How scourged! how lost! let Albion's groans inform;
This western empire scarce survived the storm:
Our ague fears, and enervating woe,
Edged the keen vengeance of the insulting foe;
But—snatch'd from fate, when to its stroke resign'd—
Who dares despair? for heaven and George were kind.
Then whilst with Albion we our joys contest,
And pour our raptures in the monarch's breast;
The distant blessing honor and approve,
With secret avarice dwell upon his love;
To listening skies our laboring breasts unload,
And wrest new blessings from his conscious God;
He dies.
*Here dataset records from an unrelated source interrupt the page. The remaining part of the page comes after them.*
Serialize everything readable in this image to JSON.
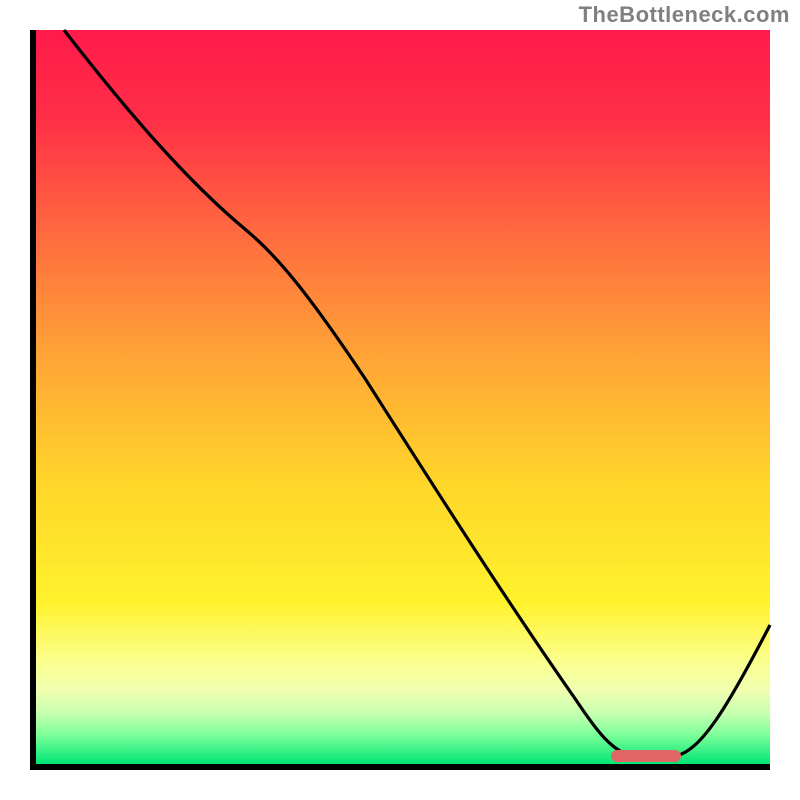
{
  "watermark": "TheBottleneck.com",
  "colors": {
    "gradient_top": "#ff1a4a",
    "gradient_mid": "#ffd62a",
    "gradient_bottom": "#00e676",
    "curve": "#000000",
    "marker": "#e06666",
    "axis": "#000000"
  },
  "chart_data": {
    "type": "line",
    "title": "",
    "xlabel": "",
    "ylabel": "",
    "xlim": [
      0,
      100
    ],
    "ylim": [
      0,
      100
    ],
    "series": [
      {
        "name": "bottleneck-curve",
        "x": [
          4,
          12,
          20,
          28,
          36,
          44,
          52,
          60,
          68,
          74,
          80,
          84,
          88,
          92,
          96,
          100
        ],
        "y": [
          100,
          89,
          79,
          72,
          63,
          52,
          40,
          28,
          16,
          8,
          2,
          0,
          0,
          4,
          12,
          20
        ]
      }
    ],
    "annotations": [
      {
        "name": "optimal-range-marker",
        "x_range": [
          78,
          88
        ],
        "y": 1,
        "color": "#e06666"
      }
    ],
    "background": {
      "type": "vertical-gradient",
      "stops": [
        {
          "pos": 0.0,
          "color": "#ff1a4a"
        },
        {
          "pos": 0.28,
          "color": "#ff6b3f"
        },
        {
          "pos": 0.62,
          "color": "#ffd62a"
        },
        {
          "pos": 0.86,
          "color": "#fbff8e"
        },
        {
          "pos": 1.0,
          "color": "#00e676"
        }
      ]
    }
  }
}
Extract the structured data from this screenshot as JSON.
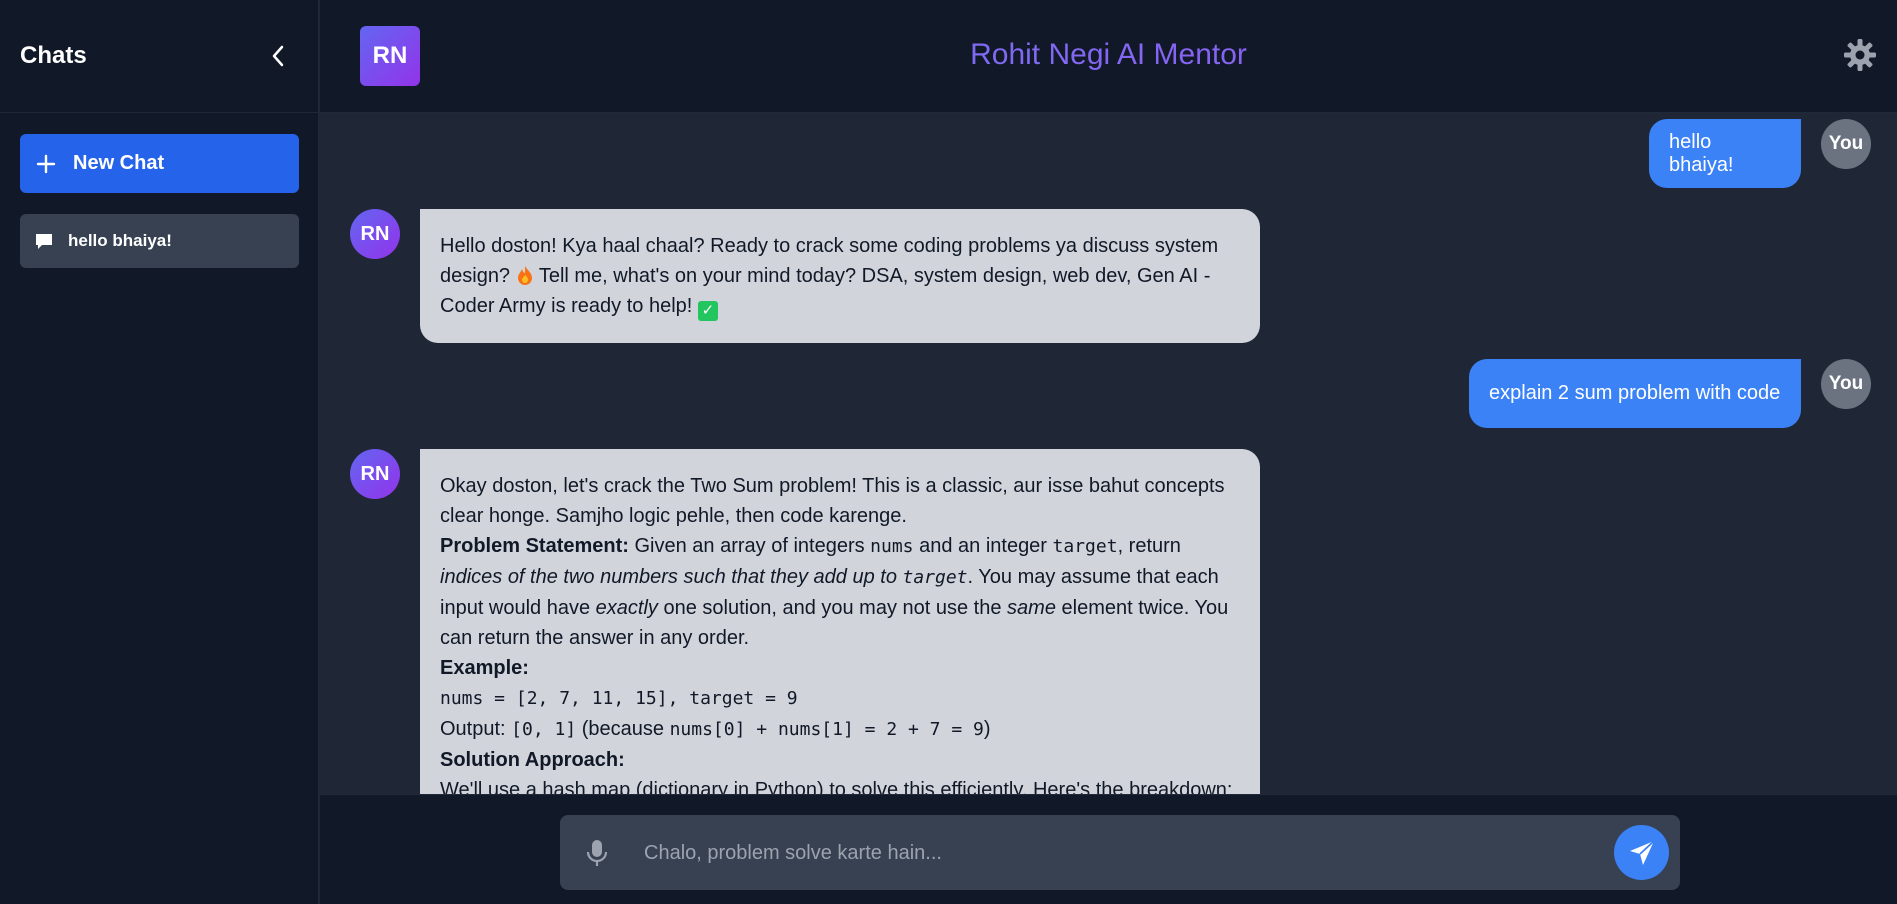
{
  "sidebar": {
    "title": "Chats",
    "new_chat_label": "New Chat",
    "chats": [
      {
        "label": "hello bhaiya!"
      }
    ]
  },
  "header": {
    "logo_text": "RN",
    "title": "Rohit Negi AI Mentor"
  },
  "messages": [
    {
      "role": "user",
      "avatar": "You",
      "text": "hello bhaiya!"
    },
    {
      "role": "bot",
      "avatar": "RN"
    },
    {
      "role": "user",
      "avatar": "You",
      "text": "explain 2 sum problem with code"
    },
    {
      "role": "bot",
      "avatar": "RN"
    }
  ],
  "bot_msg_1": {
    "line1": "Hello doston! Kya haal chaal? Ready to crack some coding problems ya discuss system design? ",
    "line2": " Tell me, what's on your mind today? DSA, system design, web dev, Gen AI - Coder Army is ready to help! "
  },
  "bot_msg_2": {
    "intro": "Okay doston, let's crack the Two Sum problem! This is a classic, aur isse bahut concepts clear honge. Samjho logic pehle, then code karenge.",
    "ps_label": "Problem Statement:",
    "ps_a": " Given an array of integers ",
    "ps_nums": "nums",
    "ps_b": " and an integer ",
    "ps_target": "target",
    "ps_c": ", return ",
    "ps_italic": "indices of the two numbers such that they add up to ",
    "ps_target2": "target",
    "ps_d": ". You may assume that each input would have ",
    "ps_exactly": "exactly",
    "ps_e": " one solution, and you may not use the ",
    "ps_same": "same",
    "ps_f": " element twice. You can return the answer in any order.",
    "ex_label": "Example:",
    "ex_code": "nums = [2, 7, 11, 15], target = 9",
    "out_label": "Output: ",
    "out_code": "[0, 1]",
    "out_b": " (because ",
    "out_code2": "nums[0] + nums[1] = 2 + 7 = 9",
    "out_c": ")",
    "sa_label": "Solution Approach:",
    "sa_text": "We'll use a hash map (dictionary in Python) to solve this efficiently. Here's the breakdown:"
  },
  "input": {
    "placeholder": "Chalo, problem solve karte hain..."
  },
  "colors": {
    "accent": "#3b82f6",
    "new_chat": "#2563eb",
    "bot_bubble": "#d1d5db",
    "sidebar_bg": "#111827",
    "chat_bg": "#1f2736"
  },
  "icons": [
    "chevron-left-icon",
    "plus-icon",
    "chat-bubble-icon",
    "gear-icon",
    "mic-icon",
    "send-icon"
  ]
}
At this our bursting bosoms rave,
And pain'd remembrance envied George his grave.
“What kindly God presides? the tumults cease,
This hour all tempest, and the next all peace;
We smile, bless'd heaven! a George upon the throne,
Another George, O Albion! all thy own;
From deep despair a nation to redeem,
And check our sorrows in their midway stream:
He sways the sceptre, takes the glorious charge;
Unbounded goodness now shall lord at large:
His virtues blazon'd wide as fame can wing,
And proud Britannia glories in her king.
Blush, grandeur! blush, in all thy purple pride,
True greatness is to goodness close allied:
The worthy heart will ever claim esteem;
O prince, thy virtue is thy brightest gem:

160

Food for applause to distant realms dispense,
Beyond the reach of poor magnificence;
Blessings are tongued, and ever on the wing—
A wondering world's a circle for a king.
Joy to the realms where slavery was design'd,
A Brunswick reigns, the guardian of mankind.
While gay-eyed conquest rears his banners high,
A flaming meteor in the Gallic sky.
He bids his bolted thunders cease their roar;
And offers peace to Gallia's faithless shore.
Bless'd prince! whose unexampled goodness charms,
Thy people's blessings be thy brightest arms:
The base of empire is the king's desert,
And merit is the monarch of the heart.
Nor hostile worlds shall favorite George dethrone;
Each Briton's breast's a barrier to his own.
May one clear calm attend thee to thy close,
One lengthen'd sunshine of complete repose:
Correct our crimes, and beam that christian mind
O'er the wide wreck of dissolute mankind;
To calm brow'd peace, the maddening world restore,
Or lash the demon thirsting still for gore;
Till nature's utmost bound thy arms restrain,
And prostrate tyrants bite the British chain.